CEI* 101km, Gréoux-les-Bains, Frankreich

Das erste (internationale) Rennen dieses Jahres konnte ich kaum erwarten. Endlich wieder Adrenalin im Blut, die Konzentration voll und ganz auf dem Pferd und auf der Strecke vor dir - und das wird in Gréoux-les-Bains auch abverlangt. Die Strecke ist auf kleinem Gebiet und man reitet deswegen sehr oft die gleichen Wege. Manchmal hin, manchmal zurück, manchmal 3 Mal die gleiche Schlaufe. Ausserdem führt die Strecke oft am Start/Ziel vorbei. Eine eventuelle zusätzliche mentale Herausforderung. Das haben wir uns gedacht, gekommen ist es aber ganz anders. Karajol, der sonst einen grossen Eigensinn hat, hörte brav wenn man ihm sagte, dass es schon okay sei, noch weiter zu gehen, auch wenn es aus pferdischer Sicht keinen Sinn machte.

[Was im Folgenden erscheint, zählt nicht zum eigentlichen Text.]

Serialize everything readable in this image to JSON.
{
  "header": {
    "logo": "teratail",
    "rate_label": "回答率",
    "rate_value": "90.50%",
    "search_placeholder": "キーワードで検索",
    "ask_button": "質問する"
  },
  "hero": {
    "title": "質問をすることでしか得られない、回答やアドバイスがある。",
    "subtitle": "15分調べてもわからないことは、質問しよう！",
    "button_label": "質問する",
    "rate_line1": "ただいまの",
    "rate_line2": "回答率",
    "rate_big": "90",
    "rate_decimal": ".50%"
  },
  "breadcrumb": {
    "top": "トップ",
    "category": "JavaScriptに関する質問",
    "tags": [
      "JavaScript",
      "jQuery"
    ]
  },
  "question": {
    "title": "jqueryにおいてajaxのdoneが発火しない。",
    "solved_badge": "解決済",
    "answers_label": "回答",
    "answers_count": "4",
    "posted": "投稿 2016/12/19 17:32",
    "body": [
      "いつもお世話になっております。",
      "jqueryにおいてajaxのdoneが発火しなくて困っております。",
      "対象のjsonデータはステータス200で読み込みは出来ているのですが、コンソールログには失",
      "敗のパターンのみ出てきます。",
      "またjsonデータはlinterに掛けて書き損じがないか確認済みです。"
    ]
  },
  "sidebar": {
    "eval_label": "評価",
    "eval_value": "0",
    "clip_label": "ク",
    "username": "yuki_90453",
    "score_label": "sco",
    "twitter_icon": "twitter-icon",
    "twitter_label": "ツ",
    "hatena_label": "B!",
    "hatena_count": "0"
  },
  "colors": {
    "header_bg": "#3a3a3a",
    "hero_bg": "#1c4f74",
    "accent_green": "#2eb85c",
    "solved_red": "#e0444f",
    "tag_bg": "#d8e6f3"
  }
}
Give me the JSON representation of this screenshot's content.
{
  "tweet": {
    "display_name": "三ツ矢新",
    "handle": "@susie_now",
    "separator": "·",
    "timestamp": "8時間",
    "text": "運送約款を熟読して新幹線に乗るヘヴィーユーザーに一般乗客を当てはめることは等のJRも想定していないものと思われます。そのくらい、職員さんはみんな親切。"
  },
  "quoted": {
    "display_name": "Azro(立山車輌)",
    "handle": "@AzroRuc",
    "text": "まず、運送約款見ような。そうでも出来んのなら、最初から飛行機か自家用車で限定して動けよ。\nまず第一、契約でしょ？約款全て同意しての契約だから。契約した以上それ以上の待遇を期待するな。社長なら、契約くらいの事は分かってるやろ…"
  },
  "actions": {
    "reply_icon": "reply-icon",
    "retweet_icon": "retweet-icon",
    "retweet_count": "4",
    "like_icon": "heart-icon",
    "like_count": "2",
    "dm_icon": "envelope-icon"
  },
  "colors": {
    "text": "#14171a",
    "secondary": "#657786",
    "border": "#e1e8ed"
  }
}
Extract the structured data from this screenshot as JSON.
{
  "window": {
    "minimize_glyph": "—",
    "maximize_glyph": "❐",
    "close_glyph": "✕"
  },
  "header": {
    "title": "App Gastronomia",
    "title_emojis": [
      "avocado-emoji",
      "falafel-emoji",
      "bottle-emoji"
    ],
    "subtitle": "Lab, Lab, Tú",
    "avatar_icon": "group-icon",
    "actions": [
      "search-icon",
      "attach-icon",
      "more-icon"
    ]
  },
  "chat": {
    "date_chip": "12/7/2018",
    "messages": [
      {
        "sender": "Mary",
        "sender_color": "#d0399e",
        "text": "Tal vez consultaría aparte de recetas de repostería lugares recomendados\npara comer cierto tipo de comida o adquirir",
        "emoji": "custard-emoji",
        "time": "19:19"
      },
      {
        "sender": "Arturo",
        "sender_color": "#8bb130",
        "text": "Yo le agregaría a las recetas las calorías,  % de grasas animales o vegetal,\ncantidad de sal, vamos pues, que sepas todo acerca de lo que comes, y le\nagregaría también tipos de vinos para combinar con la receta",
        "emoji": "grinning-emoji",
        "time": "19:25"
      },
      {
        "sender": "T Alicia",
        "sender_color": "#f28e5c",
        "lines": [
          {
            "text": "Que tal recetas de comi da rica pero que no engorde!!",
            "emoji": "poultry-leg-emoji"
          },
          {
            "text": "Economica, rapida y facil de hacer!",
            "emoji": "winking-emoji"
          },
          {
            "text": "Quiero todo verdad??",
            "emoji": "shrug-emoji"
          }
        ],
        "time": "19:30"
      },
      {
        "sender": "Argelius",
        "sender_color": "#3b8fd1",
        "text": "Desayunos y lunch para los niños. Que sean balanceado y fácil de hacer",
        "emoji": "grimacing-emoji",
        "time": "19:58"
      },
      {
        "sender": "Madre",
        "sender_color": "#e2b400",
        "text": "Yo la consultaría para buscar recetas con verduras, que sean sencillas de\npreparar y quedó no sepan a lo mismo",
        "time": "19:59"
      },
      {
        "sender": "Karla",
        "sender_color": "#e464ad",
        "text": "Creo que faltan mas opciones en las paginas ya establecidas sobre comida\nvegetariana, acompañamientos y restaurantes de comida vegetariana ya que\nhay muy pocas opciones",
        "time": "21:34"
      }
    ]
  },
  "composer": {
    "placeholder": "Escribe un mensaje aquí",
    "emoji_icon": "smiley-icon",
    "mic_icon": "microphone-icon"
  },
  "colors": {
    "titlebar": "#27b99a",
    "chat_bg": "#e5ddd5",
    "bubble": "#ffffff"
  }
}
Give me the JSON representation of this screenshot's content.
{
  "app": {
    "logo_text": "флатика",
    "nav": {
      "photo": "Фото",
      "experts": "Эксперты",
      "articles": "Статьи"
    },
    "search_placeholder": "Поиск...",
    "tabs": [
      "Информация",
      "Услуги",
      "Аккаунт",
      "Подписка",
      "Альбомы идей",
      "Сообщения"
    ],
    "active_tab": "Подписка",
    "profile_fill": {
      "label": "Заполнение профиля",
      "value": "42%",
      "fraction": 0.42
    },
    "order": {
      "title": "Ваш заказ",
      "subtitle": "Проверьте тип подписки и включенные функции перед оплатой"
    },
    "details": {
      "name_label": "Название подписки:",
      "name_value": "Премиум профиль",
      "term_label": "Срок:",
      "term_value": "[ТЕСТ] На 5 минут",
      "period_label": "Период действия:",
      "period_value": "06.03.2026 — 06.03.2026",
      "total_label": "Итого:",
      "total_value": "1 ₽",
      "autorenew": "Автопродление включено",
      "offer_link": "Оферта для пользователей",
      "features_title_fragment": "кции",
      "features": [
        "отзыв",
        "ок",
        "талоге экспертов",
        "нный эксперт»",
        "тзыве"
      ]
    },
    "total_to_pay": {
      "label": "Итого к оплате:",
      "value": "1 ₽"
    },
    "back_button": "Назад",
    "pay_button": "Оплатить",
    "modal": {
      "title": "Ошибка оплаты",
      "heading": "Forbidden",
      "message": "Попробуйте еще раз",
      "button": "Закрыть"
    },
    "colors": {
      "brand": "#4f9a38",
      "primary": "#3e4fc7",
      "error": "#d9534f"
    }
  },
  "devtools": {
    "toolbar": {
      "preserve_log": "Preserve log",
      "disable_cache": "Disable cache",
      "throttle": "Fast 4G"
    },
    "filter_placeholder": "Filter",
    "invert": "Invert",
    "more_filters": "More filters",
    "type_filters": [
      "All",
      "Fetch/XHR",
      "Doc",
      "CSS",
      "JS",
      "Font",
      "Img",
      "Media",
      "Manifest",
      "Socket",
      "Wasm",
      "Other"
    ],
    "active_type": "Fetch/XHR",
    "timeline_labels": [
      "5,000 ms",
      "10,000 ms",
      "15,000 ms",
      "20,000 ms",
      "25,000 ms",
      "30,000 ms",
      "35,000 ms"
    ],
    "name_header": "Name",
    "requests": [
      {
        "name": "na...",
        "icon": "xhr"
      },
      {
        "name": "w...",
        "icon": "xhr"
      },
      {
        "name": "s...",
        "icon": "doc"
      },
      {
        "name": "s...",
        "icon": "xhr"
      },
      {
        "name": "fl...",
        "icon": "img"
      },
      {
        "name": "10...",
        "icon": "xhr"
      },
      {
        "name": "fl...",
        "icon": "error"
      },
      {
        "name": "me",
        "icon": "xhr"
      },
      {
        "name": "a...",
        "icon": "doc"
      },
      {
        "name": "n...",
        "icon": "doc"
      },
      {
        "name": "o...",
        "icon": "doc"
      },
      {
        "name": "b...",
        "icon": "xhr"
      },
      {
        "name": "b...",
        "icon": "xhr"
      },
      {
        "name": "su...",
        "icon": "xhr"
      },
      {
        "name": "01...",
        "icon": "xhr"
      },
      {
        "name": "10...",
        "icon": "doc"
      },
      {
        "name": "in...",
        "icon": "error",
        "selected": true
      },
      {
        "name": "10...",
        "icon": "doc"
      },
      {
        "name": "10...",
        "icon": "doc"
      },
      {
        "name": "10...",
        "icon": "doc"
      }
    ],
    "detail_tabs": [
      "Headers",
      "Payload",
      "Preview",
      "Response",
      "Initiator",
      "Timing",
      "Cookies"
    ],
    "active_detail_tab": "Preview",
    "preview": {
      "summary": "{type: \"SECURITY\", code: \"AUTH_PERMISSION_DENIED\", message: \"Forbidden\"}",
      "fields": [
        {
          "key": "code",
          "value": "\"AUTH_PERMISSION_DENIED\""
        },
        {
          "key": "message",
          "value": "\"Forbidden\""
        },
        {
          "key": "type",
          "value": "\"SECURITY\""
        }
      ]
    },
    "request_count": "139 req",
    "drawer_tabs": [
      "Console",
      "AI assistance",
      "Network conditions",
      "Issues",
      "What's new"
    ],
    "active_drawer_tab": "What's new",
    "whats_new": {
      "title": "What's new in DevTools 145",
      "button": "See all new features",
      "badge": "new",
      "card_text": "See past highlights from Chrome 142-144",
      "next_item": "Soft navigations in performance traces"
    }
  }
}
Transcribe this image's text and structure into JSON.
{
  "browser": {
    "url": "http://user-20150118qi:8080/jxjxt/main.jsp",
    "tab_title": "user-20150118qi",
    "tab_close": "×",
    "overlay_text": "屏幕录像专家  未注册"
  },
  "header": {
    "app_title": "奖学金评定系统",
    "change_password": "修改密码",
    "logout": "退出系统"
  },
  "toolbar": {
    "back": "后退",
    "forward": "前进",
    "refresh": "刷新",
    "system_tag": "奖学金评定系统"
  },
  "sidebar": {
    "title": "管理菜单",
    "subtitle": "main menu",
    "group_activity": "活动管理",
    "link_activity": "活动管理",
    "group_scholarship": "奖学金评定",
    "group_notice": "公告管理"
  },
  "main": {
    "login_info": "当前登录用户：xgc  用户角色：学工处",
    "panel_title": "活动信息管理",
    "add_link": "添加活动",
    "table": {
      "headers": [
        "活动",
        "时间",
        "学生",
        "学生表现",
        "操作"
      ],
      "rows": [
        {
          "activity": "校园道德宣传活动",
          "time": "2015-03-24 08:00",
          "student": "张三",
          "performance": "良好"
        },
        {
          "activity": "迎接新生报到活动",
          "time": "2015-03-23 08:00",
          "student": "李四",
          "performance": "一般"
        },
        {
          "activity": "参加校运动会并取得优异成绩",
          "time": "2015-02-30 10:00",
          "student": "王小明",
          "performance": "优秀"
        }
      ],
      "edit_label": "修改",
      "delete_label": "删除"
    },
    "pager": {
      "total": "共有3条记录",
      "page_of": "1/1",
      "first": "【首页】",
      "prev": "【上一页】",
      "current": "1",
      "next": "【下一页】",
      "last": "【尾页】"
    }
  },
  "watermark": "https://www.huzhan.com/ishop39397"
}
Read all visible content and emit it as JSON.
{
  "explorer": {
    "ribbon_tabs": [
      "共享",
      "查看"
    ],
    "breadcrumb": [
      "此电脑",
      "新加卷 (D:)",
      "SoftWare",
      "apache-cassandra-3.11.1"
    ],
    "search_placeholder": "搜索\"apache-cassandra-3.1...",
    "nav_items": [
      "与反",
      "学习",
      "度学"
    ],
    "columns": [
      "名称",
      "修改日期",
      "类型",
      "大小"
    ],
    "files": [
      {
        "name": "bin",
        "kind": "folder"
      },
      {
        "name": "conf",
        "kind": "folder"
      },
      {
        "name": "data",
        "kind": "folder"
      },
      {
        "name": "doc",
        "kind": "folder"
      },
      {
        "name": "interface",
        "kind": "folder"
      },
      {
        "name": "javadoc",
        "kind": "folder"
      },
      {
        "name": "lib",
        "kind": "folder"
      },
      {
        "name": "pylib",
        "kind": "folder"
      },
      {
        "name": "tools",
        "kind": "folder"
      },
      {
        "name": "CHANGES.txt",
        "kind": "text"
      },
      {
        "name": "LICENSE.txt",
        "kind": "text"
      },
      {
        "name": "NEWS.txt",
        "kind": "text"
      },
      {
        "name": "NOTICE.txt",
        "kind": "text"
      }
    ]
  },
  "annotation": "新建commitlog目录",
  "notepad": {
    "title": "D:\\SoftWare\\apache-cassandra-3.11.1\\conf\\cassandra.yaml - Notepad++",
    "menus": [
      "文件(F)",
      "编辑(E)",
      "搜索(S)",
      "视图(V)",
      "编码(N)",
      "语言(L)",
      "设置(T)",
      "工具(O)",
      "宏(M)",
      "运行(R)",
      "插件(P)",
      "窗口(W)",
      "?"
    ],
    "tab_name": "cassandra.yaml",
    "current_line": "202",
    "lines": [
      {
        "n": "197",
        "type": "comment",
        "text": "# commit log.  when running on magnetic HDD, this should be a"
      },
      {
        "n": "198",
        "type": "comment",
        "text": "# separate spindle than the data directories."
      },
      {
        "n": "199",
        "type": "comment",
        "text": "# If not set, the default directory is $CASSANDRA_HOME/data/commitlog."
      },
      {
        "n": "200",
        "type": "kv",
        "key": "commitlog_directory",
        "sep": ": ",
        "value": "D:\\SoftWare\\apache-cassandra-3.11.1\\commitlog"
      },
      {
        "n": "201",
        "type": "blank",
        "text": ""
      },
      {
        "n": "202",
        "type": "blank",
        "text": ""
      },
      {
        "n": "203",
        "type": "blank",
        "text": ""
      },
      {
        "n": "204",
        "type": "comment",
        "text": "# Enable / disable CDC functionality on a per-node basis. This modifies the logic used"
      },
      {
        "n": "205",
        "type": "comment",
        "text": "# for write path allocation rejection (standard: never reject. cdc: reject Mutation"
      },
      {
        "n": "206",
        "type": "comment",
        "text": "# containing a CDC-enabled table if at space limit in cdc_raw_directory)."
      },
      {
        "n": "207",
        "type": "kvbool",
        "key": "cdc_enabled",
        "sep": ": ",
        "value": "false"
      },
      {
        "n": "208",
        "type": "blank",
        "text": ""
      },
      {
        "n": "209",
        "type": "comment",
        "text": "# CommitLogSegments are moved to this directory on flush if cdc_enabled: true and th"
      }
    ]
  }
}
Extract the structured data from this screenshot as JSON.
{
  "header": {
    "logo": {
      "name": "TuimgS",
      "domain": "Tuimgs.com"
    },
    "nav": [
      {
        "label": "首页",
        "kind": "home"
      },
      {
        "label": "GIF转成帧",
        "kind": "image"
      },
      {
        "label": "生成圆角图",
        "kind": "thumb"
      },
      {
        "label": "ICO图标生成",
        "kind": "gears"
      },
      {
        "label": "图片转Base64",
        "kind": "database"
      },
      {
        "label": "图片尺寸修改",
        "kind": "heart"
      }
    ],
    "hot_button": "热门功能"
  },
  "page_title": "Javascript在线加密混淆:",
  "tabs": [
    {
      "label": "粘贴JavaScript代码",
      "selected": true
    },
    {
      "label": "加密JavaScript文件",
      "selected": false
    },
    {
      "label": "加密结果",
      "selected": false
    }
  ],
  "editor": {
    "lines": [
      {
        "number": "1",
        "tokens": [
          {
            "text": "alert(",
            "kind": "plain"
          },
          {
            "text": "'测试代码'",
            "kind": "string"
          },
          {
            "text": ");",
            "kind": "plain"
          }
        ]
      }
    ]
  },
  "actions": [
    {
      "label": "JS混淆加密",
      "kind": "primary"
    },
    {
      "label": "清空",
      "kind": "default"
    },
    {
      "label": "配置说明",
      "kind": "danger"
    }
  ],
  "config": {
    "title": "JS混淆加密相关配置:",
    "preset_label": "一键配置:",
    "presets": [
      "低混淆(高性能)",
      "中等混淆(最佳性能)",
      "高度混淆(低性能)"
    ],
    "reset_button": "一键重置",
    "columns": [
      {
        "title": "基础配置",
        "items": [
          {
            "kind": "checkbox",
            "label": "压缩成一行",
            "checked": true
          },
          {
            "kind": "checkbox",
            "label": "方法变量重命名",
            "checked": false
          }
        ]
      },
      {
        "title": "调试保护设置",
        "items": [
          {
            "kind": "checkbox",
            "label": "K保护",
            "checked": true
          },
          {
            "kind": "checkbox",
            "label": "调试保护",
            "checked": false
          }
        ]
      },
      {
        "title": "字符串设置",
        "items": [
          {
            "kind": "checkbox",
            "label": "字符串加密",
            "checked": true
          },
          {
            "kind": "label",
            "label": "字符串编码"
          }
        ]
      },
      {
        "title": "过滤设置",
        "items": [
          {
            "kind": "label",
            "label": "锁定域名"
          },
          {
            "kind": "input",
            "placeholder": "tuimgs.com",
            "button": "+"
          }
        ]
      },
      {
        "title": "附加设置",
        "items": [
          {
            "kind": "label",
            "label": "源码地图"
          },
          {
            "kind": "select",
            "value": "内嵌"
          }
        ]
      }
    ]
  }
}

Die Runden sind etwa zur Hälfte in den Hügeln und auf der Fläche, wobei man 1200 Höhenmeter sammelt. Die Wege in den Hügeln gehen dabei immer leicht bergauf und bergab. Die Wege sind zum grössten Teil sandig, sandig mit Steinen und Wurzeln und auf der Ebene Graswege. In Gréoux soll es auch immer heiss sein. Am Wettkampftag war es ca. 33 Grad, am Tag vorher 36 Grad.

Da wir für Karajol nur ein Training wollten, ging ich ohne grosse Erwartungen in das Rennen. Nach der zweiten Runde zeigte er, dass der schnelle Galopp auf der Ebene doch etwas schnell für ihn war. Aufgrund der bevorstehenden Hitze und dem Trainingszweck liess ich die schnelle Gruppe gehen und startete ein paar Minuten später. Das zahlte sich aus. Karajol konnte das Rennen in gutem Zustand beenden. Fotos und Videos findet ihr auf meiner Facebookseite. Jetzt geniessen wir den Muskelkater und kümmern uns um unser Heldenpferd nach dem Motto "nach dem Rennen ist vor dem Rennen".